LA MORTE DA DIVERSI PUNTI DI VISTA

DEFINIZIONE



La morte è la cessazione delle funzioni biologiche che definiscono gli organismi viventi. Si riferisce sia a un evento specifico, sia a una condizione permanente e irreversibile. Con la morte, termina l'esistenza di un vivente o più ampiamente di un sistema funzionalmente organizzato. 

(WIKIPEDIA)


Io oggi vorrei approfondire tutto ciò sia da un punto di vista delle emozioni che entrano in gioco quando si affronta la morte ma anche dai vari punti di vista in cui può essere vista la morte.

LA MORTE NELLA MIA INFANZIA

La prima morte che ricordo di aver vissuto fu quella di un mio zio, non ricordo quanti anni avessi sinceramente, ricordo solo che mi portarono a visitare il suo corpo prima che fosse chiuso nella bara, in quella occasione non provai emozioni, l unica cosa che mi rimase impressa fu la STATICITÀ della morte ma forse ero troppo piccola per focalizzare altro.


A dodici anni ho subito la morte di mia madre e anche qui devo dire che non l ho vissuta in termini negativi anzi...


Nell articolo in cui parlo di me racconto a larghe linee quello che ho provato e potete trovarlo Qui ma oggi vorrei andare più a fondo.


La morte di mia madre non è stata una morte improvvisa ma è stata preceduta da una malattia durata mesi in cui mia madre aveva completamente perso la sua identità, sotto tutti i punti di vista. 


Da una parte lei non ricordava più niente della sua vita precedente la malattia, non ricordava le persone e quindi non riconosceva me ne nessuno dei suoi cari, dall'altra anche da un punto di vista fisico la mamma che io conoscevo non c era più, la mamma sorridente dai lunghi capelli non c era più.


Quando io la vidi era una donna con capelli rasati, con tracheostomia, sondino, catetere, flebo, immobile in un letto quindi seppure di fatto mia mamma era viva in quel letto, dal mio punto di vista di ragazzina di dodici anni la mia mamma era morta la sera in cui si era ammalata, l'ultima sera che io la vidi che stava bene. 

Quando poi si spense definitivamente quindi secondo la terminologia di Wikipedia di fatto fu solo una riconferma di quello che io sapevo già.


La morte reale di mia mamma fu solo una sorta di liberazione perché quella che io vedevo in quel letto di ospedale non era la mia mamma e io non ero certa di volere che ritornasse a casa in quelle condizioni.


A livello emozionale mi ritrovai in una sorta di apatia, quando mio padre comunicò che mamma se ne era andata, il mio pianto disperato e la mia fuga furono collegati non tanto alla notizia della morte ma quanto alle urla disperate di mia zia e mia nonna, come se quelle urla mi avessero risvegliato da una sorta di torpore e come se il mio pianto mi volesse dire che ero una figlia cattiva perché gli altri provavano dolore ed io no.

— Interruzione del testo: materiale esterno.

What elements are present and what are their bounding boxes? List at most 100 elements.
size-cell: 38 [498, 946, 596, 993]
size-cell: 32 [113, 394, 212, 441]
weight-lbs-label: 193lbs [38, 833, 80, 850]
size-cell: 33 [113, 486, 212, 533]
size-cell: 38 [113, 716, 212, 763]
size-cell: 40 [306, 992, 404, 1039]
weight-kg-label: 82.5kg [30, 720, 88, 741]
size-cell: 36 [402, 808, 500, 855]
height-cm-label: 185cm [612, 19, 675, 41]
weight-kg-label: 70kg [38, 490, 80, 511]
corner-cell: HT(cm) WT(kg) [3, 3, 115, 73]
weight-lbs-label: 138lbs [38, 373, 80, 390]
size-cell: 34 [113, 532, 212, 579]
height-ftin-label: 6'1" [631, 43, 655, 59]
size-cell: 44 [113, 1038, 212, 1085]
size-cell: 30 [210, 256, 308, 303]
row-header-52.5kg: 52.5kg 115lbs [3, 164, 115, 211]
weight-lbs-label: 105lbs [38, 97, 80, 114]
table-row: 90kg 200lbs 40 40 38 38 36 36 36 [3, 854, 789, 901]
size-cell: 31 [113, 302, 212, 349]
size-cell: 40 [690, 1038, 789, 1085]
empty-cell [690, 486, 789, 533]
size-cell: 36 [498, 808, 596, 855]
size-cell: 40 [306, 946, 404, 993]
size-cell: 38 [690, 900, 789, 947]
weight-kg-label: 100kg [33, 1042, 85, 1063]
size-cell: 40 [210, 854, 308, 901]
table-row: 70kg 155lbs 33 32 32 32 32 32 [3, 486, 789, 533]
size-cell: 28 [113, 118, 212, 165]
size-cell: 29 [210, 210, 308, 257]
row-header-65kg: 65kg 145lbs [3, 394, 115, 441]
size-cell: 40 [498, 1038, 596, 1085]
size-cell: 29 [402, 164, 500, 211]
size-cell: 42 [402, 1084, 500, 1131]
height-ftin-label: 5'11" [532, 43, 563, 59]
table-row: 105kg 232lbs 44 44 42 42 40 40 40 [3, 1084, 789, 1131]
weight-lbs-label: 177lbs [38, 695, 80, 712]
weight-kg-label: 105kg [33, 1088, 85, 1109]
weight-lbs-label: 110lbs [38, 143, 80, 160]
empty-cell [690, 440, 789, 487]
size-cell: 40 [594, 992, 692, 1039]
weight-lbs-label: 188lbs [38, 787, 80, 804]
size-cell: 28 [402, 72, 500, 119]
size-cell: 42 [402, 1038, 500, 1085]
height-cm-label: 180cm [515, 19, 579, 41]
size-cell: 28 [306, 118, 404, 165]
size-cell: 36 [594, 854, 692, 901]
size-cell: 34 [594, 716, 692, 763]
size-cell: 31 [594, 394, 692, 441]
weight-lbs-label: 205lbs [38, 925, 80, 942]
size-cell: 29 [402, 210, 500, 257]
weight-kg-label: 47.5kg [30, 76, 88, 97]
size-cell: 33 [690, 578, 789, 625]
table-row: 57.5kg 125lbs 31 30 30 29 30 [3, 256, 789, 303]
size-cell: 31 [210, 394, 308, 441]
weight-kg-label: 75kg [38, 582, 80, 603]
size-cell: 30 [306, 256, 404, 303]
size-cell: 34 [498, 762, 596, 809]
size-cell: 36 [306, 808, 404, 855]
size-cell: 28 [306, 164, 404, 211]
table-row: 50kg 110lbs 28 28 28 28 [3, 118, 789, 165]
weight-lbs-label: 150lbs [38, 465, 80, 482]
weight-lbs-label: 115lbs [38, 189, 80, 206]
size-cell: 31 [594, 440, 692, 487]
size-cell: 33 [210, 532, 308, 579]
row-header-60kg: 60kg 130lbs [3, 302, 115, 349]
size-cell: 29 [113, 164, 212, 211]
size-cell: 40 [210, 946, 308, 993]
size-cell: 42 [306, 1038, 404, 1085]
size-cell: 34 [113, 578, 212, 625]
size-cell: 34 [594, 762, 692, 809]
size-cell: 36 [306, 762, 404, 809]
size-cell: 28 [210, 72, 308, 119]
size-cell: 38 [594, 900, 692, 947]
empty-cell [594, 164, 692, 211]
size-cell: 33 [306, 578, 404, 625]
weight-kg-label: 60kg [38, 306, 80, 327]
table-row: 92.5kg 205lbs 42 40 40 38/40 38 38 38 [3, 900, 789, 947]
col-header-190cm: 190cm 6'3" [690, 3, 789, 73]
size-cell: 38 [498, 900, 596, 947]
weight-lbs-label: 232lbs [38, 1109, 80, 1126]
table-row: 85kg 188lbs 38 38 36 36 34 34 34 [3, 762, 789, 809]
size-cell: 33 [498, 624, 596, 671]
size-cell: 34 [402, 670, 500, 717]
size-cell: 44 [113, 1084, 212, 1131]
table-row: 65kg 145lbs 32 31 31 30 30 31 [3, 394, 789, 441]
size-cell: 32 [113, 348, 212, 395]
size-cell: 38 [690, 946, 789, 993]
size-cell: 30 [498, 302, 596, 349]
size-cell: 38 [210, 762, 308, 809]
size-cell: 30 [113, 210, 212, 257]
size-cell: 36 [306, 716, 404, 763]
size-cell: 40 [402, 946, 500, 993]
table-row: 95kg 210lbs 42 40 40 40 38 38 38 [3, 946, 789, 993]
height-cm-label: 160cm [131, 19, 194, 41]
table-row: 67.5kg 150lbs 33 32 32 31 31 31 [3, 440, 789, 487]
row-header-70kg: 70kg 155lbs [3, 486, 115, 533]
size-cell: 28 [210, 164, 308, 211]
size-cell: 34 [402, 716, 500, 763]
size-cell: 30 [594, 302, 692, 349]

Solo anni dopo lo psicologo mi spiegò che il dolore della morte di solito viene percepito a piccole dosi diluite nel tempo perché se solo lo sentissimo tutto insieme moriremmo noi stessi, specialmente il dolore di un bambino per la morte di un genitore quindi è una sorta di autoprotezione che abbiamo. 


In effetti il dolore x la mancanza di mia madre iniziai a percepirla l anno successivo e ancora nelle date importanti della mia vita, potrei quasi dire che la mancanza, il dolore lo sento più oggi che allora seppure oggi ormai me ne sono fatta una ragione ed ecco che ritornano le parole dello psicologo, perché il dolore inizio a sentirlo oggi dopo 36 anni dalla sua morte, anni in cui ho avuto la possibilità di elaborare e quindi per quanto possa far male comunque non uccide.


LA MORTE E LA MIA PROFESSIONE

Oggi vista la mia professione sono "costretta" a convivere spesso con la morte ma la vivo veramente sotto ogni sfaccettatura visto che mi è capitato in più di una occasione di accompagnare i miei pazienti nel loro ultimo viaggio e stranamente con alcuni pazienti con cui ero più legata ho desiderato di poter essere presente in quell attimo.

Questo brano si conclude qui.